Start spend-based straight from purchase and GL data. It's coarse, but it sizes every procurement category at once, which is what you want early. Then move your most material categories to activity data (kilowatt-hours, litres, tonnes) where the accuracy pays off. That progression from broad to precise is exactly what the ASRS expects, and starting inside your ERP means you're covering everything from day one.

The data isn't missing. It's in your ERP, described in dollars instead of emissions. The job is translation, not collection.

Why NetSuite is a head start
Connects to NetSuite
Pulls procurement and financial data on a schedule you control.

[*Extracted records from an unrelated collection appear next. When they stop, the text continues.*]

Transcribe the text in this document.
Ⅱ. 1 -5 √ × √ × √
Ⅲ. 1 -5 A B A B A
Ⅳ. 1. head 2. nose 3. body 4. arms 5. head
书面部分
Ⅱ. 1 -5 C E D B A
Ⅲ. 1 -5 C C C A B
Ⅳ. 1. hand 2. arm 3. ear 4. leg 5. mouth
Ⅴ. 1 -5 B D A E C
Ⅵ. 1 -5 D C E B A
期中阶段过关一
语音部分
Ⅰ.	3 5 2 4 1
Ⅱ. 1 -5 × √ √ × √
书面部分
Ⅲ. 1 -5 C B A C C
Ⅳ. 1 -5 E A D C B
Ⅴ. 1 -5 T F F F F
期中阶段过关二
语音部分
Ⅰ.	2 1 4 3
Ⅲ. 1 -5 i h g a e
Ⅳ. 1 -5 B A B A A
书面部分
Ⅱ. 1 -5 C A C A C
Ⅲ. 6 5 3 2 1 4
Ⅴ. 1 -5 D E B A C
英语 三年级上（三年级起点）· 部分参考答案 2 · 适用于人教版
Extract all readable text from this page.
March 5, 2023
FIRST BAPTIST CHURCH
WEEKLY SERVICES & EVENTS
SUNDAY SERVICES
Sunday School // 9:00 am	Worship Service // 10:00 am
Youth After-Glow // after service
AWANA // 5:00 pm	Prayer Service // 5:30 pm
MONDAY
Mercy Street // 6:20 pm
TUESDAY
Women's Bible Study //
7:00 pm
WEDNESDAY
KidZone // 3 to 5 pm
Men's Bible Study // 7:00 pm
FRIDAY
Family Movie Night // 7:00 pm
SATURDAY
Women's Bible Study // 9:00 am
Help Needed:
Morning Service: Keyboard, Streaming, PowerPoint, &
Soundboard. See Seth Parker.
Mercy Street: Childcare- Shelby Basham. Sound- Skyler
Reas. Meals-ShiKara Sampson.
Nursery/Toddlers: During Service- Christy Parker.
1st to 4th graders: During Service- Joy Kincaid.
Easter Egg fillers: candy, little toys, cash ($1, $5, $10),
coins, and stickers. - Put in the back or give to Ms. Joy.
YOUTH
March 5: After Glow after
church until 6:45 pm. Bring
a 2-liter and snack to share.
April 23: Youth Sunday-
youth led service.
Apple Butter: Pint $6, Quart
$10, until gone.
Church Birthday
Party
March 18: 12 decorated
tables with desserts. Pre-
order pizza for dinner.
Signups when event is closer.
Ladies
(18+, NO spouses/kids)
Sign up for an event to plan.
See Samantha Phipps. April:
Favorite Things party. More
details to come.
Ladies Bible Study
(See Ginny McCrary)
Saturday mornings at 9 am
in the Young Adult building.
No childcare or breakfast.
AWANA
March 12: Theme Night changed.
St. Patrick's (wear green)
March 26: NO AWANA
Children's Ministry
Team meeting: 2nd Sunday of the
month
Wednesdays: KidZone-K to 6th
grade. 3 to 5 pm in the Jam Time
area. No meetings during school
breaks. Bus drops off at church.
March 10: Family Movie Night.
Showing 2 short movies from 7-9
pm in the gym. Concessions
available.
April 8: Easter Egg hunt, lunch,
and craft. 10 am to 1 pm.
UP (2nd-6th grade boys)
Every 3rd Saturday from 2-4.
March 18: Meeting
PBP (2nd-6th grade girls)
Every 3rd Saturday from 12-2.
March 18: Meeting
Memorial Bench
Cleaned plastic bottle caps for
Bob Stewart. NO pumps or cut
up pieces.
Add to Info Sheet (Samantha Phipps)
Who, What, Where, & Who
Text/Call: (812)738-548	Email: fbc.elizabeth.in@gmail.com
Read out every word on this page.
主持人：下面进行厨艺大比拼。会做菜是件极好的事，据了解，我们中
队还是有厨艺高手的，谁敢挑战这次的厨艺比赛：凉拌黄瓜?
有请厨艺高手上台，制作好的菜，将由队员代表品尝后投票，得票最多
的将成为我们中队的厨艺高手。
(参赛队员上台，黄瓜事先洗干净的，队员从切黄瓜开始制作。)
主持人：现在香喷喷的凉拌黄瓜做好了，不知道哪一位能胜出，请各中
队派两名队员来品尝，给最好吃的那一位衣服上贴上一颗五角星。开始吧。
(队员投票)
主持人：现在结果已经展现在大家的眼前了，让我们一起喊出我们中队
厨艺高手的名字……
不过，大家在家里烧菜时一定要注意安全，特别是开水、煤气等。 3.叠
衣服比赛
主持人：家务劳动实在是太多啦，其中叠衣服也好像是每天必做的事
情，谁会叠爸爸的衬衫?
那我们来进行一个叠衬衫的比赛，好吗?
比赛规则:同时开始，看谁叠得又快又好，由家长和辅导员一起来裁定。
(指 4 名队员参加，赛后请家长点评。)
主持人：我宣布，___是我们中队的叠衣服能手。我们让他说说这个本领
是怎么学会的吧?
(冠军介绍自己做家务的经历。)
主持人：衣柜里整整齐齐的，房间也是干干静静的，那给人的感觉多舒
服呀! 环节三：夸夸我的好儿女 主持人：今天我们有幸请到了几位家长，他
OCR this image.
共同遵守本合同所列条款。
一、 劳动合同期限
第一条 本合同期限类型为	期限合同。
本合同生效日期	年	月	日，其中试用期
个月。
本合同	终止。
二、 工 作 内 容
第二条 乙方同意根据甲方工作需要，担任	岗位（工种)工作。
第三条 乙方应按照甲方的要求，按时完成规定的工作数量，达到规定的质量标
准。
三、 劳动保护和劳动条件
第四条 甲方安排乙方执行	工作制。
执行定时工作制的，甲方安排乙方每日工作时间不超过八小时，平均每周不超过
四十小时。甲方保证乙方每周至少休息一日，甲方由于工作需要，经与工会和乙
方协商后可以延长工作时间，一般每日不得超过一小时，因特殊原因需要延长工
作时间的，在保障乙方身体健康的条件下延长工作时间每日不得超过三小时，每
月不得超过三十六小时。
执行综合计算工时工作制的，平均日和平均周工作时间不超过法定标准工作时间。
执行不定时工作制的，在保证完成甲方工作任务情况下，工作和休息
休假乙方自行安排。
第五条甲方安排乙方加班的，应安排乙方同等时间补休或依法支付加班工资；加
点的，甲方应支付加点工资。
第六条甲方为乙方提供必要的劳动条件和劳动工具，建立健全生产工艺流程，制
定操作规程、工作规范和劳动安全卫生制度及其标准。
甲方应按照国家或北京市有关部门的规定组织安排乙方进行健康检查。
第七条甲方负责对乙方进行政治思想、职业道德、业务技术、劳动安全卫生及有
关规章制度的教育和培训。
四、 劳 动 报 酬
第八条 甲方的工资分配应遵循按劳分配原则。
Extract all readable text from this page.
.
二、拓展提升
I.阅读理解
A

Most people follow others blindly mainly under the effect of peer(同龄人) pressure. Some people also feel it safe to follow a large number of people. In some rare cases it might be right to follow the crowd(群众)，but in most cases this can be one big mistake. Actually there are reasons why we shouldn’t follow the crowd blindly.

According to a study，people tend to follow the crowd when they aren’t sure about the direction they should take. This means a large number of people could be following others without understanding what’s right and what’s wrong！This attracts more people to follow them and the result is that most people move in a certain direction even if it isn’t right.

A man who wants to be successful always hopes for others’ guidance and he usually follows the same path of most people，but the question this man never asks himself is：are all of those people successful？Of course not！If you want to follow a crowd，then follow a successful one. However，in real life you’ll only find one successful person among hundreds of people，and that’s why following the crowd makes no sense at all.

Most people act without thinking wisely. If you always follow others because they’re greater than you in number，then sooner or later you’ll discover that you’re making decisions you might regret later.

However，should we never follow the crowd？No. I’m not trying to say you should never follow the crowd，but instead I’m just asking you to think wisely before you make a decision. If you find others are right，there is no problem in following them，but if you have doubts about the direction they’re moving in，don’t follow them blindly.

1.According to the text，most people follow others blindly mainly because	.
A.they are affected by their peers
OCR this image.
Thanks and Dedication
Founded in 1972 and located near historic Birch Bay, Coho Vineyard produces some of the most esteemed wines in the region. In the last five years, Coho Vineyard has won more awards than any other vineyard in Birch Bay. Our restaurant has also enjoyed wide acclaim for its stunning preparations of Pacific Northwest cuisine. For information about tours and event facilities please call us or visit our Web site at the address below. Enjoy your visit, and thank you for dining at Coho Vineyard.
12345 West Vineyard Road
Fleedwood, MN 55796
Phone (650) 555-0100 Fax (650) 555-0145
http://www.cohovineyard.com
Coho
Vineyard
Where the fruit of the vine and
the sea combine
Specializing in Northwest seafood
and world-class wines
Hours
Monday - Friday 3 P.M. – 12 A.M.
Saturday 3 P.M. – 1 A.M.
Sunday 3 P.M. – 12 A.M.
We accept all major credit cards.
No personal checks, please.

See the NetSuite integration.
Maps every line
Each transaction matched to an emission factor, with the reasoning for the match shown.
Consolidates your way
Calculates per subsidiary and rolls up the way your group already reports.
Assurance-ready
Every number stays linked to its purchase order or invoice — one click away, not a reconstruction.

Turn your NetSuite data into an audit-ready footprint

Our AI Sustainability Analyst reads your ERP procurement and financial data, calculates per entity, and keeps the source behind every figure.

See the NetSuite integration

Frequently asked questions

Can I calculate emissions from NetSuite data?+

Yes. Procurement, purchase orders and financial data from NetSuite feed a spend-based Scope 3 estimate directly, and inventory and logistics data support upstream transport calculations. The work is mapping each spend category to the right emission factor and keeping the link back to the source record.

How does multi-entity emissions consolidation work with an ERP?+

You calculate emissions per subsidiary, then consolidate at group level using operational control or equity share. Because NetSuite already models your subsidiary structure, the cleanest approach maps emissions onto that same structure rather than rebuilding it in a spreadsheet.

Is spend-based data from NetSuite good enough for ASRS?+

It's the right starting point. Spend-based estimates give broad coverage across every procurement category, which is what the ASRS expects in early reporting. You then invest in activity data for your most material sources over time. Progressive improvement is exactly what the standard anticipates.